Wednesday, July 26, 2006

We're collecting collections

I've read a bit of a book my co-worker has sitting on her desk, called, "Living the Simple Life," and it's quite appealing. Especially the part about paring down the physical amount of stuff we own. The author made a reference to looking at just the stuff we plug into the wall, and then I started thinking that I could narrow that focus down to just the rechargables and it's amazing. Here's the list of rechargable things in our house:
1. My cell phone
2. M's cell phone
3. My palm pilot
4. iPod
5. Lil' Nikon point 'n shoot
6. Big Dog Nikon D100
7. Battery recharger for batteries to be used in remotes, toys, radios, etc.
8. M's laptop, when he brings it home

We have a container on our kitchen counter that just holds all the recharging cords. This is ridiculous.

I can't see getting rid of any of the stuff on that list, but it's just an example of how complicated our lives have become. There has got to be other ways to pare down.

The book referenced Barbra Streisand's efforts to simplify: she sold five of her seven houses and got rid of her Tiffany Lamp collection. Now, I've only got my one (broken) house, so I can't go to that extreme, but I'm starting to wonder about our "collections." We have beer steins, sports memorabilia, matchbooks, Precious Moments figurines, antique cameras, books, Legos, various assorted flying toys (you can guess whose those are). I have a little container of perfume samples in my dresser drawer that I've had for years. I think I've worn each of them maybe once, at that. Why do I keep them?

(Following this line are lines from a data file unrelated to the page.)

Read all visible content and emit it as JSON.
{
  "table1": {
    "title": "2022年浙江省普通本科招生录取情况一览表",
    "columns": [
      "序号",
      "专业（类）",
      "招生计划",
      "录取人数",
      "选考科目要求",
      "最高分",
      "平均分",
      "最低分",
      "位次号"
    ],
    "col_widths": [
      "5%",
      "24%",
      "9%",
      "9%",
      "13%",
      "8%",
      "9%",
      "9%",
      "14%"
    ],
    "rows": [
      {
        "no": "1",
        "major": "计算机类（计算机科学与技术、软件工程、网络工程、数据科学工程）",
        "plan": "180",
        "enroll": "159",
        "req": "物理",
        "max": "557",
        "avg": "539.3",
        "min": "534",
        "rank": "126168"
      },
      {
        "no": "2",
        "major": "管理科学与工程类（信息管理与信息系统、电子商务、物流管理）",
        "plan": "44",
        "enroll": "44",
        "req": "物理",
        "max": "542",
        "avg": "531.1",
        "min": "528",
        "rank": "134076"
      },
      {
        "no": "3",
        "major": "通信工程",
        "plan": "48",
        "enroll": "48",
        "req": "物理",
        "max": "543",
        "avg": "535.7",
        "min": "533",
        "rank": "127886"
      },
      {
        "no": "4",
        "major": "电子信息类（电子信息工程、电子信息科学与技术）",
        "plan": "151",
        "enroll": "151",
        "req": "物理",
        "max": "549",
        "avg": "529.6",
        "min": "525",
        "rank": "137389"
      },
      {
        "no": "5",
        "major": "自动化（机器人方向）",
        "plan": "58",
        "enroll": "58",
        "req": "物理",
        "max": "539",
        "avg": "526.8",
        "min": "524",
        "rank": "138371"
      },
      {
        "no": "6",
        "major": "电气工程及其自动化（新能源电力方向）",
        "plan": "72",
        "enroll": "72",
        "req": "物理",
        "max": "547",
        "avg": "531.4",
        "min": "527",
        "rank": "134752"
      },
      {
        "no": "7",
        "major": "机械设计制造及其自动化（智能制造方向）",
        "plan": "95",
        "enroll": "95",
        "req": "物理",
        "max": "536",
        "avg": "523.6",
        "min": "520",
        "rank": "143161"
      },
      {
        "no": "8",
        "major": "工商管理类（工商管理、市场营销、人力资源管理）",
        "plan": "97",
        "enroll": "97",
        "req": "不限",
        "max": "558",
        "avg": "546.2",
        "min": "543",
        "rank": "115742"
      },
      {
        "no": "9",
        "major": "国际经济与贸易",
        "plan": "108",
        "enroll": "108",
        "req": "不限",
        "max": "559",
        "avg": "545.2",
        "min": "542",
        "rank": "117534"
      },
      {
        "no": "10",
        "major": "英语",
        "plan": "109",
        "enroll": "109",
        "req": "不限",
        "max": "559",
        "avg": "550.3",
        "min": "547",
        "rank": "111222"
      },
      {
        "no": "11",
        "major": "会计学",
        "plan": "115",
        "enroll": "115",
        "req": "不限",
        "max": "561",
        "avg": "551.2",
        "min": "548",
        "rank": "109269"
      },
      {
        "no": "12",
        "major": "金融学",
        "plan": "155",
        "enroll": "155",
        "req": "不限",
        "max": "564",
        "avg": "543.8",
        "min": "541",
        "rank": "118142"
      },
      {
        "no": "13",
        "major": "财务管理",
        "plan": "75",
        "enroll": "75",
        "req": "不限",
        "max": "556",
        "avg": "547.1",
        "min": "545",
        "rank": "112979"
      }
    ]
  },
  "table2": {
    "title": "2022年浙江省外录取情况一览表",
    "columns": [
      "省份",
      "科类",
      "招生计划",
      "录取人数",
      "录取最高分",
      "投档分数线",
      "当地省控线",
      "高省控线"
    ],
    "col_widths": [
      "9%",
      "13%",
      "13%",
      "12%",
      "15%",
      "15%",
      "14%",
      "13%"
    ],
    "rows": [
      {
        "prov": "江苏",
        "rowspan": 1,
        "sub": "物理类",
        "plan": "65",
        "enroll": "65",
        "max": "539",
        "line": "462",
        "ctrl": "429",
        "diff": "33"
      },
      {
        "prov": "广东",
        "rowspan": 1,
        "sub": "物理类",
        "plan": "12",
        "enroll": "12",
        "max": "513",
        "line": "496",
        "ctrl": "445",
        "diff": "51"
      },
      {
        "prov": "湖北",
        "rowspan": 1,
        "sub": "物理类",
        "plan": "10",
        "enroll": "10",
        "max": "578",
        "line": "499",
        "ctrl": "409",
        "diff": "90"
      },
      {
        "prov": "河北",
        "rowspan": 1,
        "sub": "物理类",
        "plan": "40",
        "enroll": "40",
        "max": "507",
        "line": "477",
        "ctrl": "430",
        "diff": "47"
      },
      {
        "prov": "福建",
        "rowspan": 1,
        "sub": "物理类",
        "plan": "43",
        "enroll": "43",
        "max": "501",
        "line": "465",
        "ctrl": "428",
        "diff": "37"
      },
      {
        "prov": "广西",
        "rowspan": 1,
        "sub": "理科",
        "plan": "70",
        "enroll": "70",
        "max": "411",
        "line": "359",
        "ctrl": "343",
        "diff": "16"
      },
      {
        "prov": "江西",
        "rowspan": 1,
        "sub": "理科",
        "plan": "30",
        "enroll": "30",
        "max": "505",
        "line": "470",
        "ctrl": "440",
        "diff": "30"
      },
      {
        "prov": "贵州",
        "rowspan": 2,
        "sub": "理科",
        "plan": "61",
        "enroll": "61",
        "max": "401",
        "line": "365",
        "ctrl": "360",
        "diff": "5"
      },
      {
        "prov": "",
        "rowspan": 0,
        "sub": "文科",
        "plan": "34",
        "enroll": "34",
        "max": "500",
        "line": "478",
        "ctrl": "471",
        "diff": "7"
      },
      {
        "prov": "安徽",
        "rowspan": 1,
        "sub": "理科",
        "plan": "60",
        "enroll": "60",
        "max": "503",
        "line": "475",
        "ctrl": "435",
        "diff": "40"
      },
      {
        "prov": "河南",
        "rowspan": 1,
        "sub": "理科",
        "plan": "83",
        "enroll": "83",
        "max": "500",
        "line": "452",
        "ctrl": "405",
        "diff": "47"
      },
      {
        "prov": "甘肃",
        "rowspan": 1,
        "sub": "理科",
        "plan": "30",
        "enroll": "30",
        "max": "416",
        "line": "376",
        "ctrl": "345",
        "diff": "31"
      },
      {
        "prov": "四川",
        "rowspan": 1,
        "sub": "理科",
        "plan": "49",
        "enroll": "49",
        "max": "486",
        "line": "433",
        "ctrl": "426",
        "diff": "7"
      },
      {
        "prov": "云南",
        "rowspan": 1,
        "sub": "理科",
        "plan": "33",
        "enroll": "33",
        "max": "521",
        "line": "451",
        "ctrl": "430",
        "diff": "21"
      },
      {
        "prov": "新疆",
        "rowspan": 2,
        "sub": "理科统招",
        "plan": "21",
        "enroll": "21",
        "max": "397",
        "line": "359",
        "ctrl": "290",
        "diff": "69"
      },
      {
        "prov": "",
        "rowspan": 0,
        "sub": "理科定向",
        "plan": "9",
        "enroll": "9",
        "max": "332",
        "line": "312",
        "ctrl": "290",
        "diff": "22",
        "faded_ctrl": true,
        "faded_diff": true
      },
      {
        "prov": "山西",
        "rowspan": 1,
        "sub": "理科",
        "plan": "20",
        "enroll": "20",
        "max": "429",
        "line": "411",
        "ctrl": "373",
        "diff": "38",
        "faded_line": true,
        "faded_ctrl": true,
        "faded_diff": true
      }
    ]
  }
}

Most of this stuff sits around and is rarely looked at or used, except when we have to clean them. The steins alone are worth a small fortune, and while they're cool as hell, I'm starting to wonder if we really need them. (I know I'm going to get a call from M the moment he reads this: "Noooo! We can't get rid of the beer steins!") It's not just the steins, though. It's all the crap that comes with them. We store the boxes downstairs b/c everyone knows you must keep the original packaging to retain value. In starting to clean out our storage area out there, I piled stein boxes on the long couch to a stack about three feet high. Then there are the little collateral pieces that come with them...collectors pins and pens and certificates and flashlights and assorted crapola that we'll never use because they have the A-B logo on them and are part of the "collection." Also, being members of the Official Anheuser-Busch Stein Collectors Club, we get the quarterly newsletters that we dutifully stick in the Official Anheuser-Busch Stein Collectors Club Newsletter Binder, along with the regular publication of where we can purchase Official Anheuser-Busch Steins, never to read them again. They get filed behind the little laminated sheet that contains our annual Official Anheuser-Busch Stein Collectors Club Charter Membership cards.

So, we spend tons of money on items that sit on a shelf and rarely get looked at, we spend time cleaning these items, we give up precious storage space to store the empty boxes these items came in, and more space to store the collateral items we will never use or look at again. And this is just one of our many collections.

Can you see where I'm going with this?!

P.S. We still don't have power...but at least we have each other!